In 2010, Georgians elected Republican Gov. Nathan Deal, a member of the Bar. Almost immediately, his focus was on building a bridge capable of sustaining communication and ideas acceptable to both the business community and the legal community.

His stated goal was to make Georgia the number-one place in the country to do business. His first step was comprehensive criminal justice reform — a topic near and dear to the hearts of many Georgia lawyers.

In some part, two political dynamics aided his efforts. First, the Bar and most Georgia lawyers, even the most politically active ones, recognized that Republican control was here to stay for a while. And the Chamber of Commerce recognized from its unsuccessful foray directly into the political process that the Chamber had its limits.

Make no mistake, Gov. Deal, himself a lawyer, made repeated personal efforts to bridge the gap — attending and speaking at the annual meeting of the State Bar of Georgia and reaching out both publicly and privately to Bar leaders while continuing his relationships within the Chamber of Commerce.

Yet, ultimately a productive working relationship matured into a stable relationship with the help of two Bar presidents. As the former president of the Georgia Trial Lawyers’ Association, State Bar President Robin Clarke was the last person most people expected to provide the building blocks for a sustainable working relationship with the Governor’s Office and the legislature. But she did.

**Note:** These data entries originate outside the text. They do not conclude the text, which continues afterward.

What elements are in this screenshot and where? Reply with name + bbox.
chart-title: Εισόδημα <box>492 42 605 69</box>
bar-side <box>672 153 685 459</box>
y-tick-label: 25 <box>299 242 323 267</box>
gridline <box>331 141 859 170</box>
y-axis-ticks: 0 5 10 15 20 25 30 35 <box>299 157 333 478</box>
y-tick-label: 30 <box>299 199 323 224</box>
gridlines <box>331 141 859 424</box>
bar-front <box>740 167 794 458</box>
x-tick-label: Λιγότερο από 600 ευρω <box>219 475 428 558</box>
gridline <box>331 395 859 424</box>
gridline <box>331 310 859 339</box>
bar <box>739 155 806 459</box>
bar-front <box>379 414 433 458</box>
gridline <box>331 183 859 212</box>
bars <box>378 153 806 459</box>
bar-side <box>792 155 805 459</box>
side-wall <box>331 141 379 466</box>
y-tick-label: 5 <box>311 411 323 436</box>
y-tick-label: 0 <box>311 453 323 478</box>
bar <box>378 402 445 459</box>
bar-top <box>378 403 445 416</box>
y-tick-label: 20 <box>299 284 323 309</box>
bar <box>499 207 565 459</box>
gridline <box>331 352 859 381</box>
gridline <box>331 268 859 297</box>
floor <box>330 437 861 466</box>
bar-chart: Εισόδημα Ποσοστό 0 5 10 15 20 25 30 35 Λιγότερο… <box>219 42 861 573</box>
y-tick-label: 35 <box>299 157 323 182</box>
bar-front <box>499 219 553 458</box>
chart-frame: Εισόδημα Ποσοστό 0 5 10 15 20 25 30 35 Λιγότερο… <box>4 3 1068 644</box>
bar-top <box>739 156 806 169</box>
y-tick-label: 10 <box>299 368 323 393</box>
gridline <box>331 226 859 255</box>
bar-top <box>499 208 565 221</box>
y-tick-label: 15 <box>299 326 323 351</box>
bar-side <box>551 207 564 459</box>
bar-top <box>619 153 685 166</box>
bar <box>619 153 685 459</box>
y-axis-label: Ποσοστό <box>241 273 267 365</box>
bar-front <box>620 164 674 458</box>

While she left no doubt regarding her own personal convictions, she was laser-focused on finding the things that the governor and she could agree on rather than dwell on the things that divided them. In every respect, she put the interests of the State Bar of Georgia ahead of any agenda she might have as an individual citizen.

She was followed by Bar President Buck Ruffin who, focusing on Georgia’s future, sealed the deal by institutionalizing relationships to keep lines of communication open and encourage ongoing collaboration. Indeed, Gov.

Deal’s former deputy executive counsel is now the head of public affairs at the Bar.

Of course, there continue to be differences. Even now, the Bar and the Chamber differ over pending legislation governing e-discovery in lawsuits. Yet, unlike the past where such disagreements erupted into open war, watch now as the differences get ironed out and the focus remains on getting it right. This is a major reason why Georgia continues to hold the title of Top State for Doing Business.

Randy Evans is an attorney and columnist.